А космическая струна – это то, что использует всю эту сумасшедшую математику, и то, что можно реально увидеть в телескоп! Я не шучу, буквально увидеть в телескоп.
Предположим, между нами и какой-нибудь далекой галактикой находится космическая струна. Тогда вместо этой галактики мы увидим два ее изображения с резкими характерными срезами внешних изофот, уровней яркости. Космическая струна – одномерный объект, вырезающий сектор из плоского евклидова пространства, и она «отрезает» кусочек изображения галактики. С тем разрешением, которое было у хаббловского телескопа, мы легко могли бы эти срезы увидеть.

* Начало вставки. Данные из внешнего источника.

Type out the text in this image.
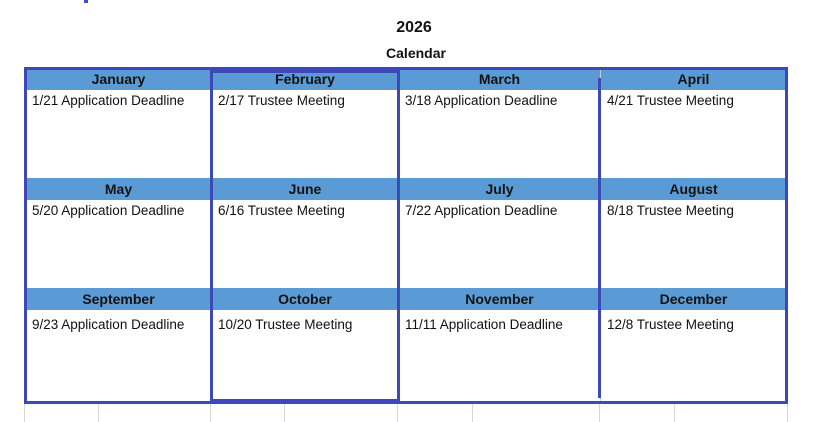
2026
Calendar
January
1/21 Application Deadline
February
2/17 Trustee Meeting
March
3/18 Application Deadline
April
4/21 Trustee Meeting
May
5/20 Application Deadline
June
6/16 Trustee Meeting
July
7/22 Application Deadline
August
8/18 Trustee Meeting
September
9/23 Application Deadline
October
10/20 Trustee Meeting
November
11/11 Application Deadline
December
12/8 Trustee Meeting
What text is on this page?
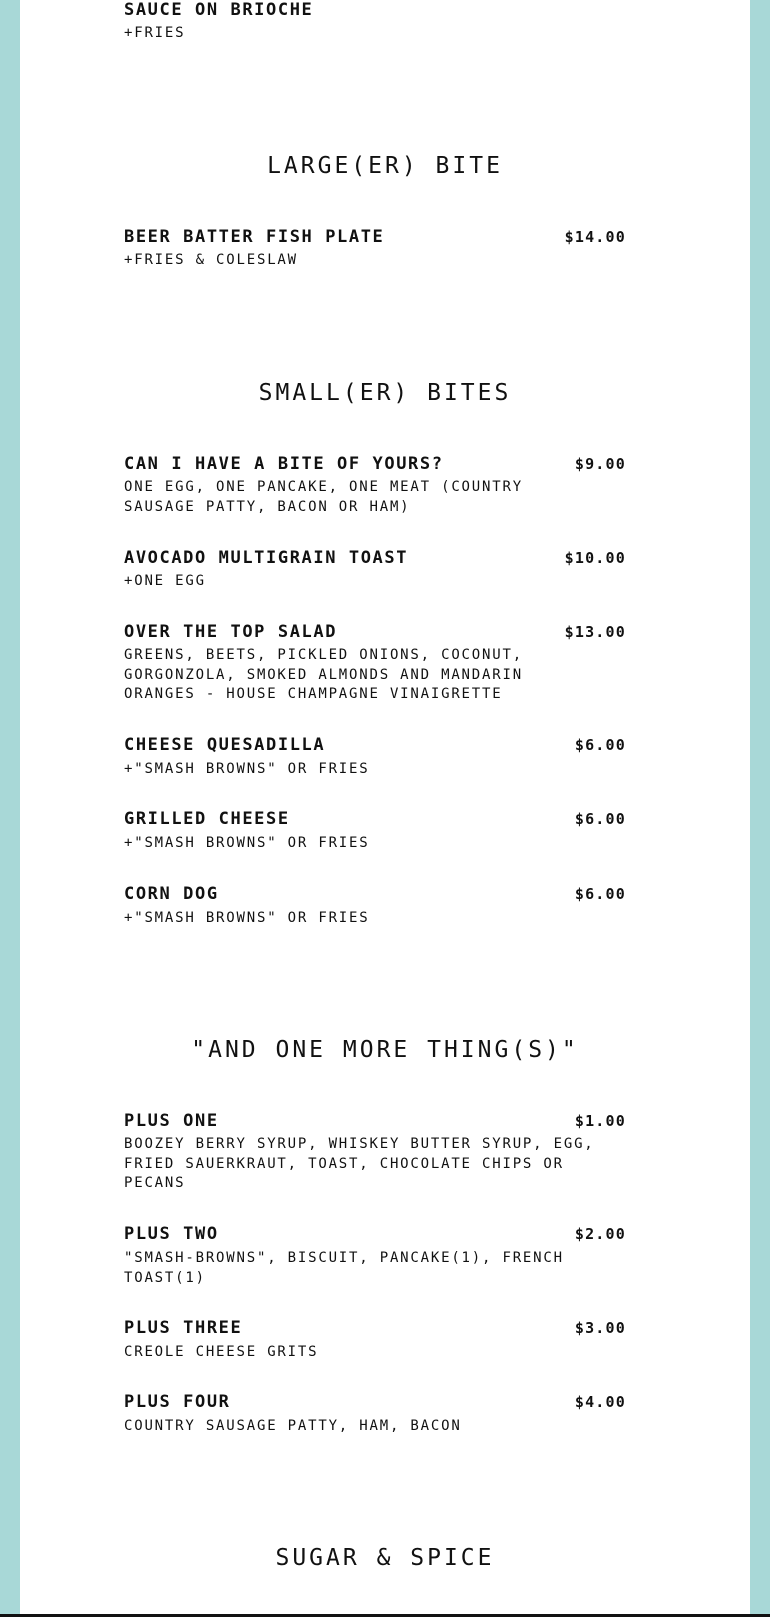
SAUCE ON BRIOCHE
+FRIES
LARGE(ER) BITE
BEER BATTER FISH PLATE	$14.00
+FRIES & COLESLAW
SMALL(ER) BITES
CAN I HAVE A BITE OF YOURS?	$9.00
ONE EGG, ONE PANCAKE, ONE MEAT (COUNTRY SAUSAGE PATTY, BACON OR HAM)
AVOCADO MULTIGRAIN TOAST	$10.00
+ONE EGG
OVER THE TOP SALAD	$13.00
GREENS, BEETS, PICKLED ONIONS, COCONUT, GORGONZOLA, SMOKED ALMONDS AND MANDARIN ORANGES - HOUSE CHAMPAGNE VINAIGRETTE
CHEESE QUESADILLA	$6.00
+"SMASH BROWNS" OR FRIES
GRILLED CHEESE	$6.00
+"SMASH BROWNS" OR FRIES
CORN DOG	$6.00
+"SMASH BROWNS" OR FRIES
"AND ONE MORE THING(S)"
PLUS ONE	$1.00
BOOZEY BERRY SYRUP, WHISKEY BUTTER SYRUP, EGG, FRIED SAUERKRAUT, TOAST, CHOCOLATE CHIPS OR PECANS
PLUS TWO	$2.00
"SMASH-BROWNS", BISCUIT, PANCAKE(1), FRENCH TOAST(1)
PLUS THREE	$3.00
CREOLE CHEESE GRITS
PLUS FOUR	$4.00
COUNTRY SAUSAGE PATTY, HAM, BACON
SUGAR & SPICE
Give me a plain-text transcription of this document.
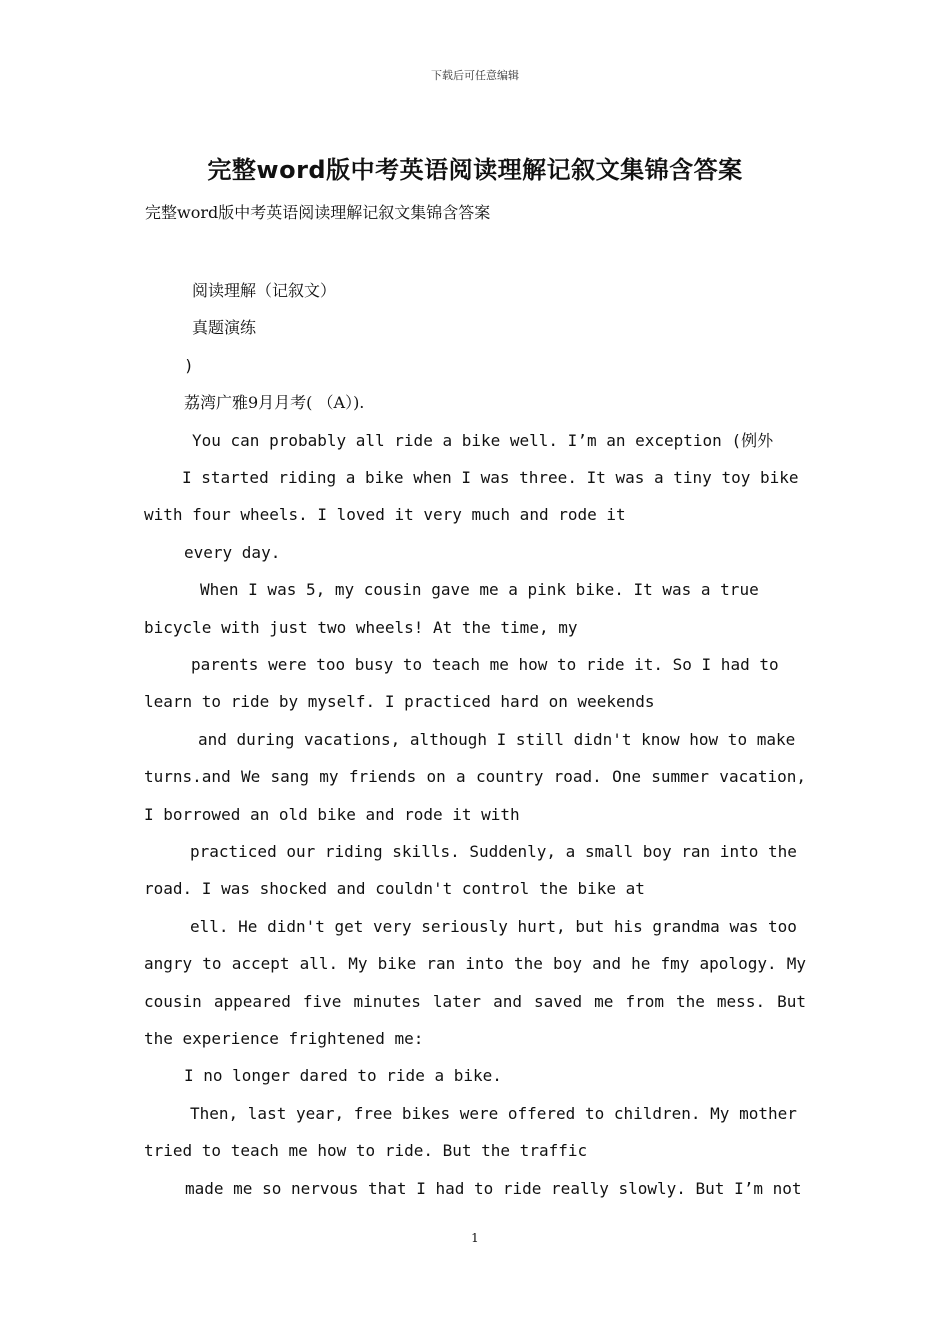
下载后可任意编辑
完整word版中考英语阅读理解记叙文集锦含答案
完整word版中考英语阅读理解记叙文集锦含答案
阅读理解（记叙文）
真题演练
)
荔湾广雅9月月考( （A）).
You can probably all ride a bike well. I’m an exception (例外
I started riding a bike when I was three. It was a tiny toy bike
with four wheels. I loved it very much and rode it
every day.
When I was 5, my cousin gave me a pink bike. It was a true
bicycle with just two wheels! At the time, my
parents were too busy to teach me how to ride it. So I had to
learn to ride by myself. I practiced hard on weekends
and during vacations, although I still didn't know how to make
turns.and We sang my friends on a country road. One summer vacation, I borrowed an old bike and rode it with
practiced our riding skills. Suddenly, a small boy ran into the
road. I was shocked and couldn't control the bike at
ell. He didn't get very seriously hurt, but his grandma was too
angry to accept all. My bike ran into the boy and he fmy apology. My cousin appeared five minutes later and saved me from the mess. But the experience frightened me:
I no longer dared to ride a bike.
Then, last year, free bikes were offered to children. My mother
tried to teach me how to ride. But the traffic
made me so nervous that I had to ride really slowly. But I’m not
1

Что и говорить, ведь поскольку это два изображения одной и той же галактики, то их спектры должны быть идентичны и их относительная скорость должна быть равна нулю. Все это и показали наши предварительные наблюдения на наземных телескопах. Двух физически различных галактик с такими свойствами просто не бывает! Ну, точнее, это безумно редкое явления, одно на миллиард. Объект CSL-1 – это два гравитационно-линзовых изображения одной галактики. Галактики, линзированной на космической струне. И точка.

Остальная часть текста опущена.